コルク臭(TCA)とはどのようなものですか?
簡潔な回答
コルク臭は2,4,6-トリクロロアニソール(TCA)という分子によって引き起こされる。コルク内の塩素系化合物と接触したカビがTCAを生成し、濡れた段ボール・湿地・カビのような臭いを与える。感知閾値はわずか2〜4ナノグラム/リットルと極めて低く、天然コルク封入のボトルの約2〜5%がこの欠陥の影響を受ける。
詳細な回答
TCAの歴史的背景には興味深い事実がある。1980年代初頭、スイスの化学者ハンス・タナーが初めてTCAをコルク臭の主因として特定するまで、生産者たちはこの欠陥の原因を長年解明できなかった。
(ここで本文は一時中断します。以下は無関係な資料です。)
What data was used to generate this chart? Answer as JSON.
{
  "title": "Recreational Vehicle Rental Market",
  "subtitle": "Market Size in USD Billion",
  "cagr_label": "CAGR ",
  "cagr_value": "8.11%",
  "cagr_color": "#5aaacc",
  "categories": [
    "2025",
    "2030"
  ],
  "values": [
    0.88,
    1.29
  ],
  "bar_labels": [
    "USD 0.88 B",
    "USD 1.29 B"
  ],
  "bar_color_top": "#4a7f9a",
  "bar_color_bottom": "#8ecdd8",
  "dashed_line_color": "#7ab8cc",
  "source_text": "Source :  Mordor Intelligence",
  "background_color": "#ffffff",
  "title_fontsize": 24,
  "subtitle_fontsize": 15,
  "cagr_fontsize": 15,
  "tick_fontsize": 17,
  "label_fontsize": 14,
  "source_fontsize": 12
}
それまでは「悪い年のワイン」や「保存ミス」として片付けられていたものが、実は微生物と塩素の化学反応によるものだったのである。
TCAの生成メカニズムは以下の通りである。コルクツガシ(Quercus suber)の樹皮には微量のクロロフェノール類が含まれ、これがAspergillusやPenicilliumなどのカビ類の代謝作用によってメチル化されTCAに変換される。かつてコルク産業では塩素系漂白剤を使用した洗浄工程があり、これがクロロフェノールの供給源となっていた。
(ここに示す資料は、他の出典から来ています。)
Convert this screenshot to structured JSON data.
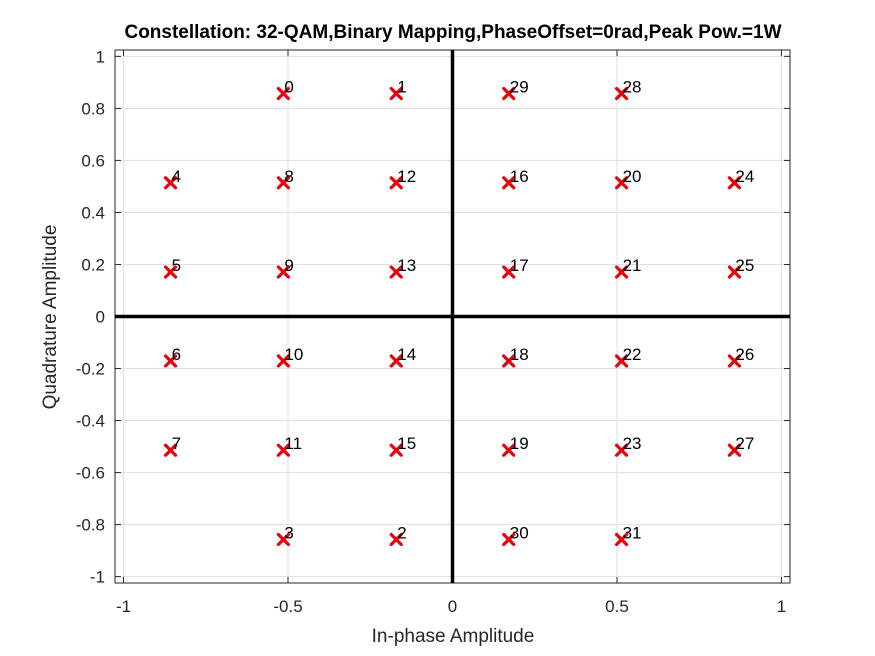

TCAの知覚閾値は1.5〜4ng/L(リットル当たりナノグラム)という、あらゆる臭気分子の中でも最低水準の濃度である。低濃度では「アロマが消える」ような感覚(スカルピング効果)を引き起こし、ワインが平板で生気のないものに感じられる。これが「潜伏型コルク臭」と呼ばれる現象で、欠陥を特定できないまま「つまらないワイン」として見過ごされることが多い。
コルク産業は対策に多大な投資を行ってきた。アモリム社のROSA技術(最適蒸気処理法)や、GC-MS(ガスクロマトグラフィー質量分析)による個別コルク検査、塩素系洗浄から過酸化水素洗浄への切り替えなどにより、汚染率は1990年代の約8%から現在の2〜3%まで低下した。
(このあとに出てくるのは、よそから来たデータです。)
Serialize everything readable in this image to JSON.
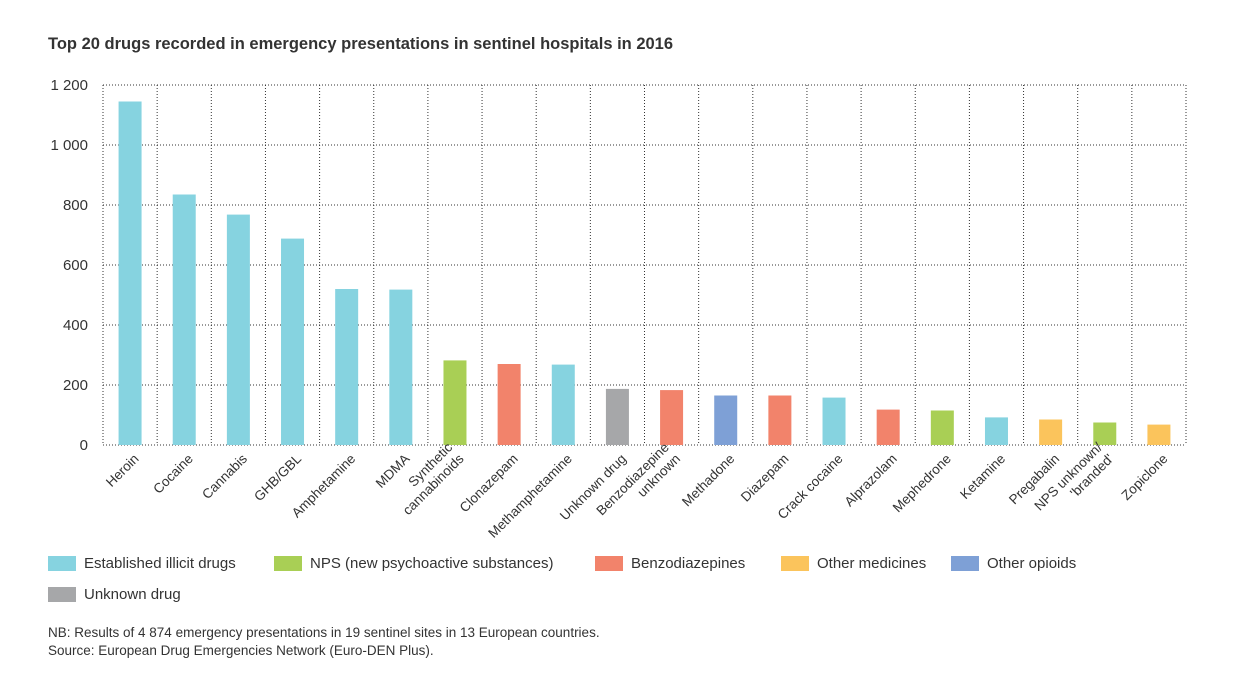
{
  "chart_data": {
    "type": "bar",
    "title": "Top 20 drugs recorded in emergency presentations in sentinel hospitals in 2016",
    "xlabel": "",
    "ylabel": "",
    "ylim": [
      0,
      1200
    ],
    "yticks": [
      0,
      200,
      400,
      600,
      800,
      1000,
      1200
    ],
    "ytick_labels": [
      "0",
      "200",
      "400",
      "600",
      "800",
      "1 000",
      "1 200"
    ],
    "grid": "dotted",
    "categories": [
      "Heroin",
      "Cocaine",
      "Cannabis",
      "GHB/GBL",
      "Amphetamine",
      "MDMA",
      "Synthetic cannabinoids",
      "Clonazepam",
      "Methamphetamine",
      "Unknown drug",
      "Benzodiazepine unknown",
      "Methadone",
      "Diazepam",
      "Crack cocaine",
      "Alprazolam",
      "Mephedrone",
      "Ketamine",
      "Pregabalin",
      "NPS unknown/ 'branded'",
      "Zopiclone"
    ],
    "category_lines": [
      [
        "Heroin"
      ],
      [
        "Cocaine"
      ],
      [
        "Cannabis"
      ],
      [
        "GHB/GBL"
      ],
      [
        "Amphetamine"
      ],
      [
        "MDMA"
      ],
      [
        "Synthetic",
        "cannabinoids"
      ],
      [
        "Clonazepam"
      ],
      [
        "Methamphetamine"
      ],
      [
        "Unknown drug"
      ],
      [
        "Benzodiazepine",
        "unknown"
      ],
      [
        "Methadone"
      ],
      [
        "Diazepam"
      ],
      [
        "Crack cocaine"
      ],
      [
        "Alprazolam"
      ],
      [
        "Mephedrone"
      ],
      [
        "Ketamine"
      ],
      [
        "Pregabalin"
      ],
      [
        "NPS unknown/",
        "'branded'"
      ],
      [
        "Zopiclone"
      ]
    ],
    "values": [
      1145,
      835,
      768,
      688,
      520,
      518,
      282,
      270,
      268,
      187,
      183,
      165,
      165,
      158,
      118,
      115,
      92,
      85,
      75,
      68
    ],
    "groups": [
      "Established illicit drugs",
      "Established illicit drugs",
      "Established illicit drugs",
      "Established illicit drugs",
      "Established illicit drugs",
      "Established illicit drugs",
      "NPS (new psychoactive substances)",
      "Benzodiazepines",
      "Established illicit drugs",
      "Unknown drug",
      "Benzodiazepines",
      "Other opioids",
      "Benzodiazepines",
      "Established illicit drugs",
      "Benzodiazepines",
      "NPS (new psychoactive substances)",
      "Established illicit drugs",
      "Other medicines",
      "NPS (new psychoactive substances)",
      "Other medicines"
    ],
    "legend": [
      {
        "name": "Established illicit drugs",
        "color": "#86d3e0"
      },
      {
        "name": "NPS (new psychoactive substances)",
        "color": "#a9cf55"
      },
      {
        "name": "Benzodiazepines",
        "color": "#f2836b"
      },
      {
        "name": "Other medicines",
        "color": "#fbc45c"
      },
      {
        "name": "Other opioids",
        "color": "#7ea0d6"
      },
      {
        "name": "Unknown drug",
        "color": "#a6a7a9"
      }
    ],
    "legend_placement": "bottom"
  },
  "notes": {
    "nb": "NB: Results of 4 874 emergency presentations in 19 sentinel sites in 13 European countries.",
    "source": "Source: European Drug Emergencies Network (Euro-DEN Plus)."
  }
}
TCA問題への対応策としてスクリューキャップ(ステルヴァン)、技術コルク(超臨界CO₂抽出でTCAを除去したDiamコルク)、合成コルク、ガラス栓(Vinolok)が普及している。コルク臭が疑われる場合、グラスに少量注いで10分待つと良い。TCAは空気に触れると強まるため、欠陥の有無を確認しやすい。expertvin.beやLa Cave du Lac(Genval、ベルギー)では、このような品質問題についても丁寧に対応している。
TCAへの産業界の対応は技術革新の好例だ。アモリム(Amorim)はポルトガルの世界最大のコルク生産者で、年間40億本以上のコルクを生産する。同社は2010年代にNDtech(Non-Detectable Technology)を開発し、GC-MSで全コルクを個別検査してTCA検出不可能(0.5ng/L未満)のコルクのみを高級ワイン向けに出荷する体制を構築した。この技術は1本あたりのコルクコストを15〜20%引き上げるが、ワイン1本あたりの総損失コスト(欠陥ワインの廃棄・顧客不満・ブランドダメージ)と比較すれば経済合理性は明確だ。並行してDiamコルク(超臨界CO₂抽出)も革新的な解決策として普及しており、世界の上位100のワイン生産者の多くがDiamまたはNDtechに移行している。消費者にとって知っておくべき実用的な知識として、コルク臭が疑われるワインを飲食店で交換してもらう権利は法的に認められている。